Osvaldo Mendivil Tamayo colocaba bultos delgados con drogas alrededor de la cintura, los muslos o los tobillos de adolescentes que viven en Tijuana pero cruzan la frontera para estudiar.

El sujeto sabía que como se trataba de adolescentes que cruzaban a diario la frontera, podrían resultar menos sospechosos a los agentes fronterizos.

Así que también les metía drogas en las mochilas y en los autos, de aquellos jóvenes que contaban con vehículo para asistir a clases.

Las autoridades desconocen cuántas drogas cruzó mediante esos jóvenes Mendivil Tamayo, pero sí saben que se trató de “grandes cantidades de cocaína, heroína, fentanilo y metanfetamina”.
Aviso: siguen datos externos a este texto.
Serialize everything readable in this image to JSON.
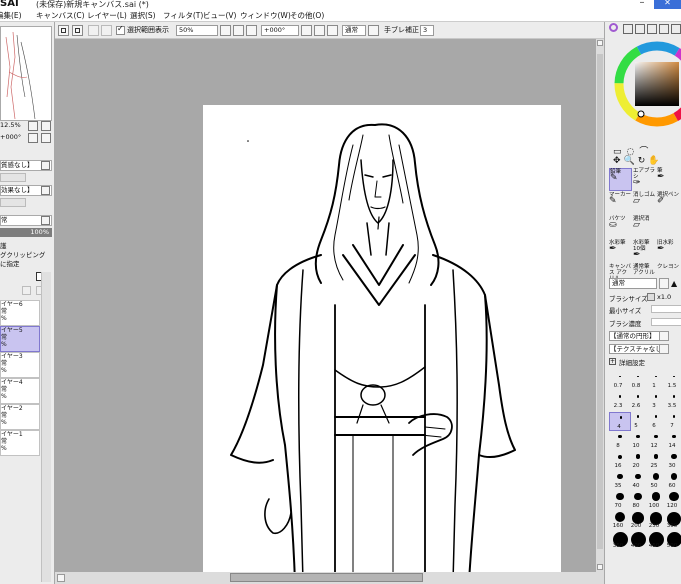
{
  "window": {
    "app_logo": "SAI",
    "title": "(未保存)新規キャンバス.sai (*)",
    "minimize_label": "–",
    "close_label": "✕"
  },
  "menu": [
    "編集(E)",
    "キャンバス(C)",
    "レイヤー(L)",
    "選択(S)",
    "フィルタ(T)",
    "ビュー(V)",
    "ウィンドウ(W)",
    "その他(O)"
  ],
  "toolbar": {
    "show_selection_label": "選択範囲表示",
    "show_selection_checked": true,
    "zoom": "50%",
    "rotation": "+000°",
    "blend": "通常",
    "stabilizer_label": "手ブレ補正",
    "stabilizer_value": "3"
  },
  "navigator": {
    "zoom": "12.5%",
    "angle": "+000°"
  },
  "left_panel": {
    "paper_texture": "質感なし】",
    "paper_effect": "効果なし】",
    "mode": "常",
    "opacity": "100%",
    "preserve_opacity": "護",
    "clipping": "グクリッピング",
    "selection_source": "に指定"
  },
  "layers": [
    {
      "name": "イヤー6",
      "mode": "常",
      "opacity": "%",
      "selected": false
    },
    {
      "name": "イヤー5",
      "mode": "常",
      "opacity": "%",
      "selected": true
    },
    {
      "name": "イヤー3",
      "mode": "常",
      "opacity": "%",
      "selected": false
    },
    {
      "name": "イヤー4",
      "mode": "常",
      "opacity": "%",
      "selected": false
    },
    {
      "name": "イヤー2",
      "mode": "常",
      "opacity": "%",
      "selected": false
    },
    {
      "name": "イヤー1",
      "mode": "常",
      "opacity": "%",
      "selected": false
    }
  ],
  "tools": [
    {
      "label": "鉛筆",
      "selected": true
    },
    {
      "label": "エアブラシ",
      "selected": false
    },
    {
      "label": "筆",
      "selected": false
    },
    {
      "label": "マーカー",
      "selected": false
    },
    {
      "label": "消しゴム",
      "selected": false
    },
    {
      "label": "選択ペン",
      "selected": false
    },
    {
      "label": "バケツ",
      "selected": false
    },
    {
      "label": "選択消",
      "selected": false
    },
    {
      "label": "",
      "selected": false
    },
    {
      "label": "水彩筆",
      "selected": false
    },
    {
      "label": "水彩筆 10個",
      "selected": false
    },
    {
      "label": "旧水彩",
      "selected": false
    },
    {
      "label": "キャンバス アクリル",
      "selected": false
    },
    {
      "label": "通常筆 アクリル",
      "selected": false
    },
    {
      "label": "クレヨン",
      "selected": false
    }
  ],
  "brush": {
    "mode": "通常",
    "size_label": "ブラシサイズ",
    "size_value": "x1.0",
    "min_size_label": "最小サイズ",
    "density_label": "ブラシ濃度",
    "shape": "【通常の円形】",
    "texture": "【テクスチャなし】",
    "details_label": "詳細設定"
  },
  "brush_sizes": [
    "0.7",
    "0.8",
    "1",
    "1.5",
    "2.3",
    "2.6",
    "3",
    "3.5",
    "4",
    "5",
    "6",
    "7",
    "8",
    "10",
    "12",
    "14",
    "16",
    "20",
    "25",
    "30",
    "35",
    "40",
    "50",
    "60",
    "70",
    "80",
    "100",
    "120",
    "160",
    "200",
    "250",
    "300",
    "350",
    "400",
    "450",
    "500"
  ],
  "selected_brush_size": "4",
  "colors": {
    "accent": "#8078cf",
    "selection": "#c9c4f0",
    "canvas_bg": "#a8a8a8"
  }
}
Muchos de los jóvenes que cruzaban la droga eran menores de 18 años de edad que aceptaban cruzar las drogas para tener algo de dinero para comprar cosas que les interesaban. 

Luego de cruzar, enviaban a Mendivil a Tijuana fotografías con las que mostraban que ya habían cruzado con la droga.

De acuerdo con documentos judiciales, las actividades de tráfico de Mendivil fueron capturadas en una intervención telefónica en su cuenta de Snapchat.

Las autoridades descubrieron que los propios mensajes de Mendivil lo mostraron como coordinador de lass cargas de transporte de drogas. 

Mendivil envió y recibió numerosas fotografías y videos de narcóticos en Snapchat, materiales que agentes de la Administración para el Control de Drogas (DEA) pudieron revisar y recopilar como evidencias.

Mendivil Tamayo fue detenido el año pasado y en la corte se declaró culpable de conspiración para tráfico de drogas. 

Aceptó que “involucró a personas menores de 18 años en el tráfico de drogas”. Admitió que él y sus co-conspiradores “reclutaron específicamente a estudiantes de secundaria que cruzaban diariamente los puertos de entrada de San Diego”.

Dijo que “sabía que estos individuos eran menores de edad ya que escondían narcóticos en sus personas, mochilas y autos”.

También se reconoció a sí mismo como el “líder de una célula de distribución de drogas con sede en Tijuana” y que utilizaba a estudiantes de secundaria como mensajeros de drogas para transportar drogas a través de las garitas de San Diego”.

Mendivil Tamayo fue sentenciado esta semana a poco más de siete años en una prisión federal en Estados Unidos. Su sentencia fue reducida por declararse culpable.

El fiscal federal interino en San Diego, Randy Grossman, declaró que su oficina procesa “aagresivamente a los reclutadores que explotan a los menores. Pero los menores también deben saber que tratar de pasar drogas peligrosas por las narices de las autoridades es un negocio arriesgado”.

La investigación sobre Mendivil estuvo a cargo de la DEA y el Servicio de Rentas Internas (IRS).